View Single Post
12-29-2008, 09:27 PM   #31
Bud
Bionic Poster

Join Date: Jul 2007
Location: San Diego, CA
Posts: 31,129

Quote:
 Originally Posted by lionel_101 Just wondering, If I set my tension to be at 50 lbs and when I pull the string and the bar is horizontal is it exactly 50 lbs that nice. If I ratchet it up once more and now the bar is pointing about 5 degrees upward, did I just increase the tension on the string or is the tension still 50lbs? You decreased the tension (about 0.2 lbs - value according to LF's earlier post when reference tension was 60 lbs.) I am pretty dumb and didn't understand any of the math stuff, but it seems if the bar is pointing up then the tension on the string is higher then what it is set at, otherwise the bar would keep falling. Isn't this the reason when it drops below horizontal you need to keep ratcheting it up more and let it drop again until it is horizontal? No, when it drops below horizontal, the tension is also less, by the same amount, as when it's above horizontal. If it's 5 degrees above or below horizontal, it will be 59.8 lbs. (assuming a reference tension of 60 lbs.) Can some tell me if I am right or wrong if the Bar pointing up means to much tension? Incorrect (see above). Bar pointing down means to little tension? Correct (see above). Bar pointing horizontal means it is just right? Correct (see above). Thanks

As a simple empirical proof of the above, try the following:

1. Tie a weight (anything close to a pound or more) to the end of a 12"-15" long piece of string. **You can also hold a fairly heavy shoe by the end of one of the laces for the same effect **

2. Tie the string to the end of your finger.

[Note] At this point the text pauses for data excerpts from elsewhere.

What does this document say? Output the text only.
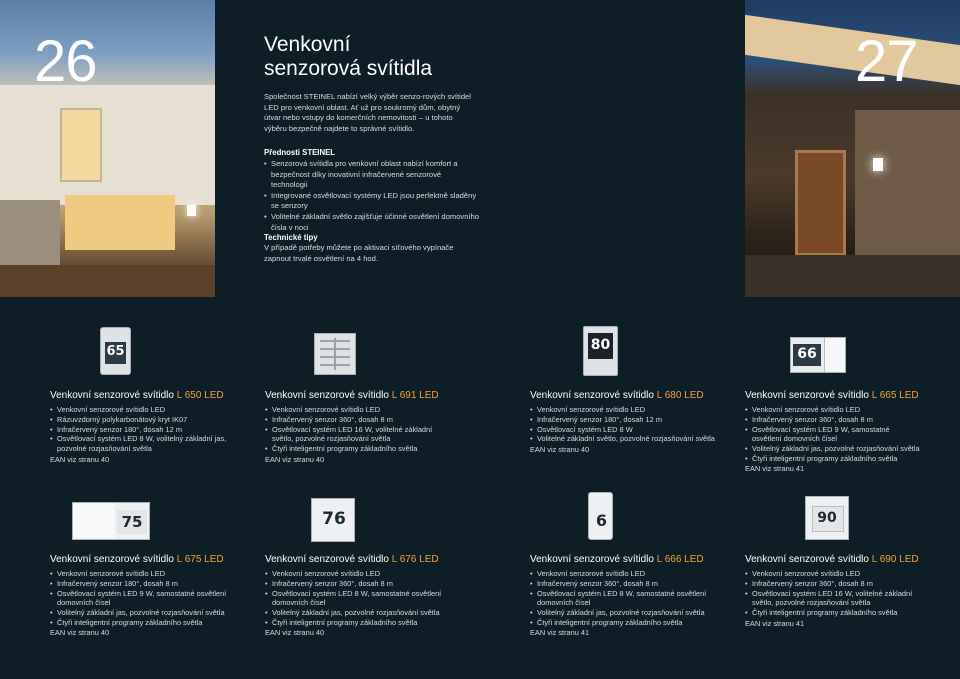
26	27
Venkovní
senzorová svítidla
Společnost STEINEL nabízí velký výběr senzo-rových svítidel LED pro venkovní oblast. Ať už pro soukromý dům, obytný útvar nebo vstupy do komerčních nemovitostí – u tohoto výběru bezpečně najdete to správné svítidlo.
Přednosti STEINEL
• Senzorová svítidla pro venkovní oblast nabízí komfort a bezpečnost díky inovativní infračervené senzorové technologii
• Integrované osvětlovací systémy LED jsou perfektně sladěny se senzory
• Volitelné základní světlo zajišťuje účinné osvětlení domovního čísla v noci
Technické tipy
V případě potřeby můžete po aktivaci síťového vypínače zapnout trvalé osvětlení na 4 hod.
65	80
66
75	76	6	90
Venkovní senzorové svítidlo L 650 LED
• Venkovní senzorové svítidlo LED
• Rázuvzdorný polykarbonátový kryt IK07
• Infračervený senzor 180°, dosah 12 m
• Osvětlovací systém LED 8 W, volitelný základní jas, pozvolné rozjasňování světla
EAN viz stranu 40
Venkovní senzorové svítidlo L 691 LED
• Venkovní senzorové svítidlo LED
• Infračervený senzor 360°, dosah 8 m
• Osvětlovací systém LED 16 W, volitelné základní světlo, pozvolné rozjasňování světla
• Čtyři inteligentní programy základního světla
EAN viz stranu 40
Venkovní senzorové svítidlo L 680 LED
• Venkovní senzorové svítidlo LED
• Infračervený senzor 180°, dosah 12 m
• Osvětlovací systém LED 8 W
• Volitelné základní světlo, pozvolné rozjasňování světla
EAN viz stranu 40
Venkovní senzorové svítidlo L 665 LED
• Venkovní senzorové svítidlo LED
• Infračervený senzor 360°, dosah 8 m
• Osvětlovací systém LED 9 W, samostatné osvětlení domovních čísel
• Volitelný základní jas, pozvolné rozjasňování světla
• Čtyři inteligentní programy základního světla
EAN viz stranu 41
Venkovní senzorové svítidlo L 675 LED
• Venkovní senzorové svítidlo LED
• Infračervený senzor 180°, dosah 8 m
• Osvětlovací systém LED 9 W, samostatné osvětlení domovních čísel
• Volitelný základní jas, pozvolné rozjasňování světla
• Čtyři inteligentní programy základního světla
EAN viz stranu 40
Venkovní senzorové svítidlo L 676 LED
• Venkovní senzorové svítidlo LED
• Infračervený senzor 360°, dosah 8 m
• Osvětlovací systém LED 8 W, samostatné osvětlení domovních čísel
• Volitelný základní jas, pozvolné rozjasňování světla
• Čtyři inteligentní programy základního světla
EAN viz stranu 40
Venkovní senzorové svítidlo L 666 LED
• Venkovní senzorové svítidlo LED
• Infračervený senzor 360°, dosah 8 m
• Osvětlovací systém LED 8 W, samostatné osvětlení domovních čísel
• Volitelný základní jas, pozvolné rozjasňování světla
• Čtyři inteligentní programy základního světla
EAN viz stranu 41
Venkovní senzorové svítidlo L 690 LED
• Venkovní senzorové svítidlo LED
• Infračervený senzor 360°, dosah 8 m
• Osvětlovací systém LED 16 W, volitelné základní světlo, pozvolné rozjasňování světla
• Čtyři inteligentní programy základního světla
EAN viz stranu 41
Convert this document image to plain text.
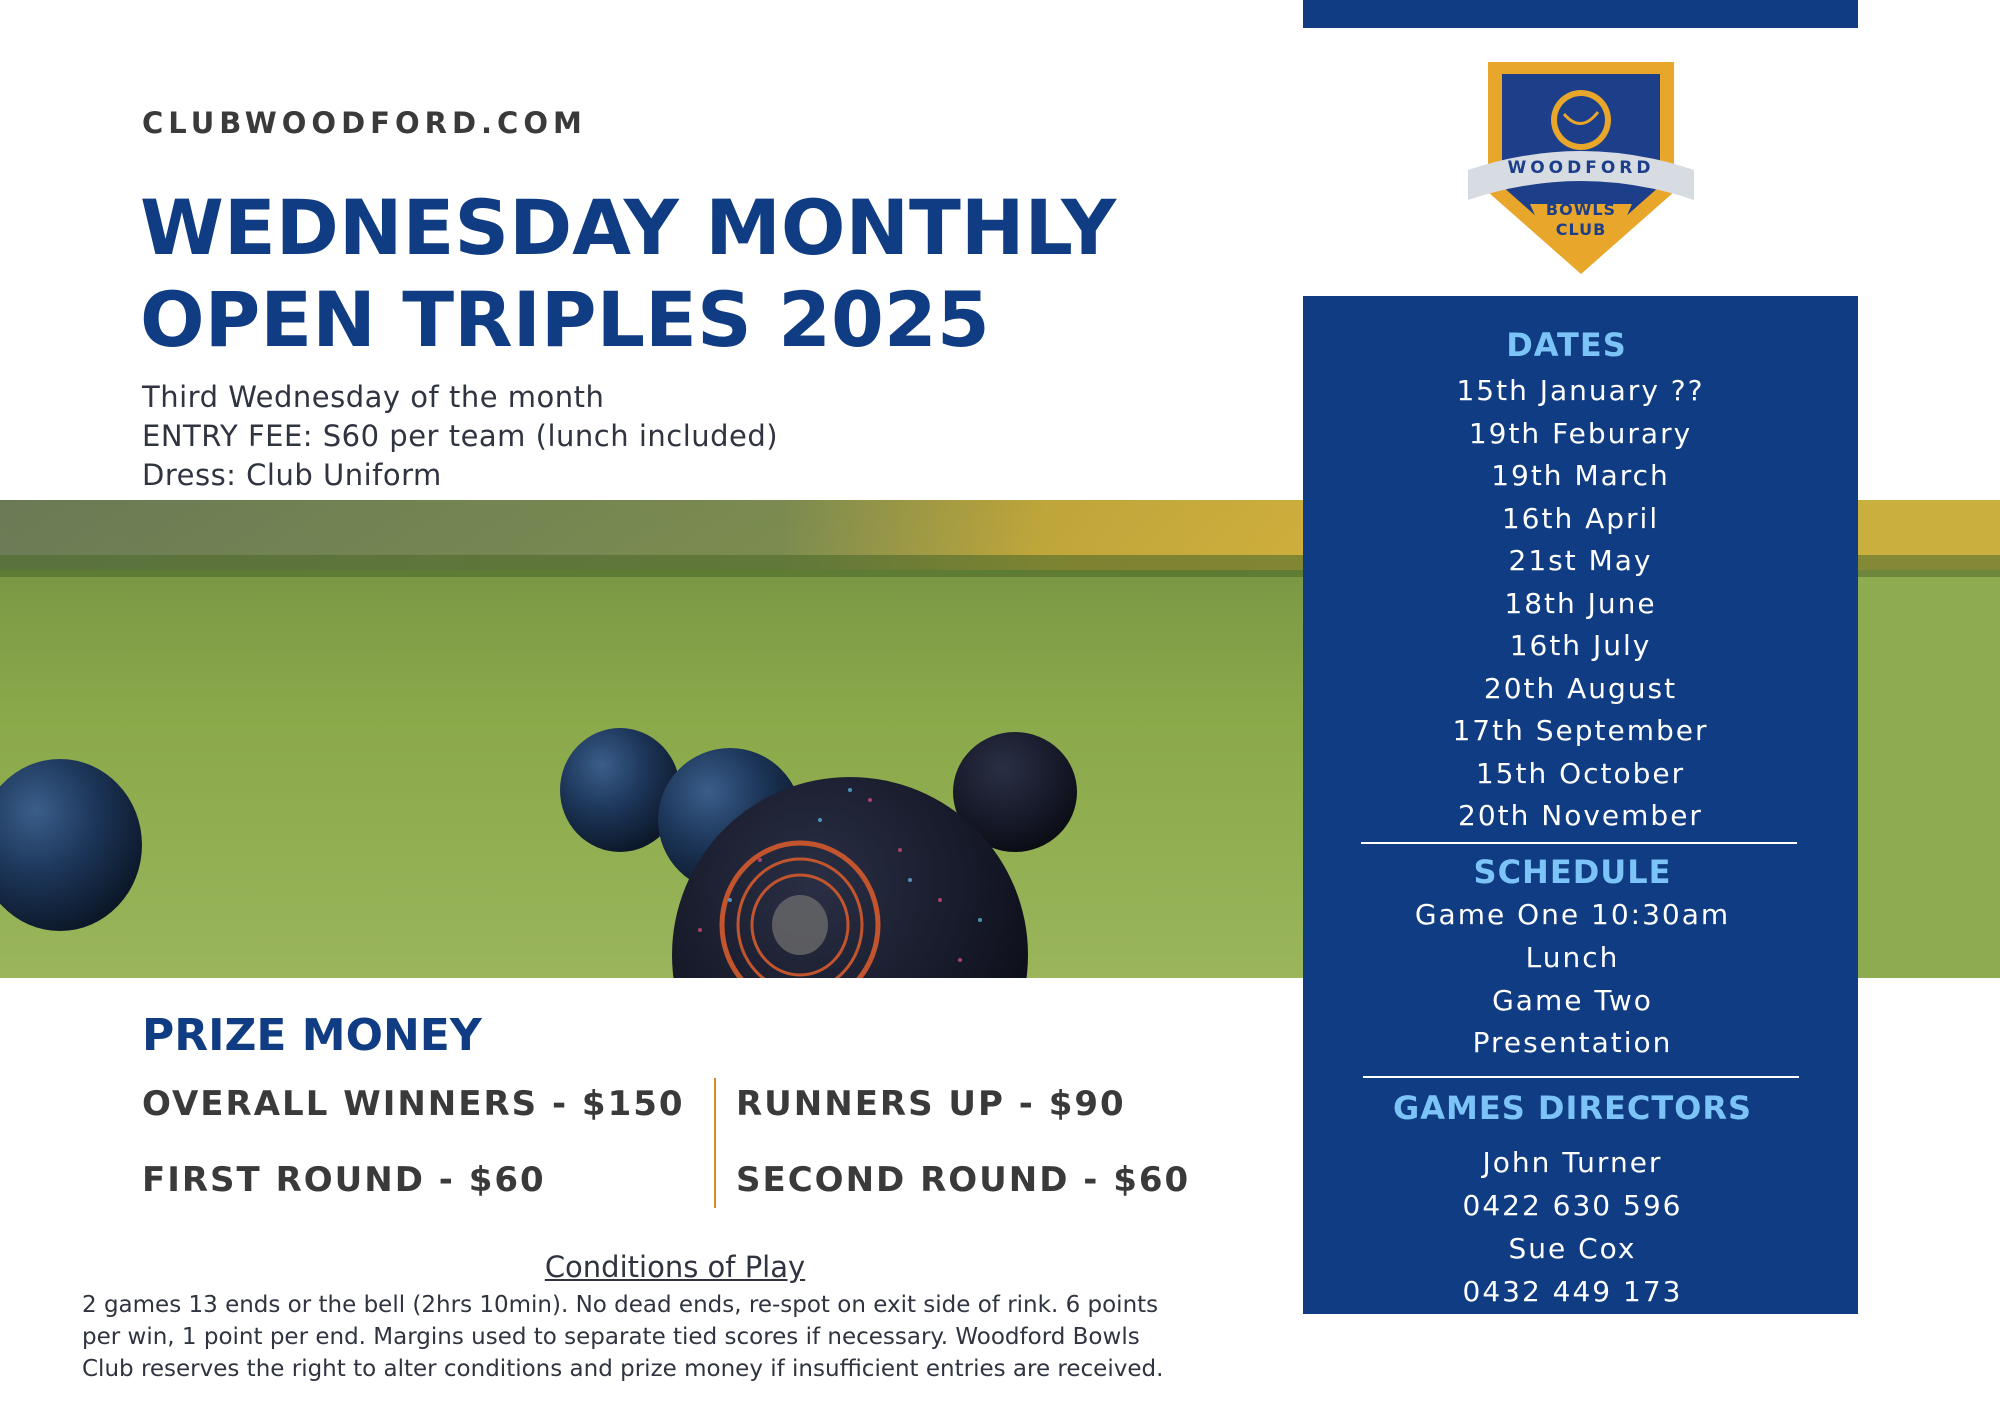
CLUBWOODFORD.COM
WEDNESDAY MONTHLY
OPEN TRIPLES 2025
Third Wednesday of the month
ENTRY FEE: S60 per team (lunch included)
Dress: Club Uniform
WOODFORD
BOWLS
CLUB
DATES
15th January ??
19th Feburary
19th March
16th April
21st May
18th June
16th July
20th August
17th September
15th October
20th November
SCHEDULE
Game One 10:30am
Lunch
Game Two
Presentation
GAMES DIRECTORS
John Turner
0422 630 596
Sue Cox
0432 449 173
PRIZE MONEY
OVERALL WINNERS - $150 RUNNERS UP - $90
FIRST ROUND - $60	SECOND ROUND - $60
Conditions of Play
2 games 13 ends or the bell (2hrs 10min). No dead ends, re-spot on exit side of rink. 6 points
per win, 1 point per end. Margins used to separate tied scores if necessary. Woodford Bowls
Club reserves the right to alter conditions and prize money if insufficient entries are received.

3. Place your elbow on the edge of a table and rotate your forearm so that it points straight to the sky (weight should be hanging directly beside your forearm).

4. Rotate your forearm so it horizontal and hanging off the table (weight should be hanging 90 degrees from your forearm, now).

5. Observe the effort it takes to resist the weight as your forearm moves closer to horizontal.

6. Now, let your arm drop below horizontal and see if you can feel the weight decrease (less effort) the further your arm drops.

7. Lift your arm back to vertical then try it again.

** the heavier the weight... the more you'll feel the effect.

Last edited by Bud; 12-29-2008 at 09:38 PM.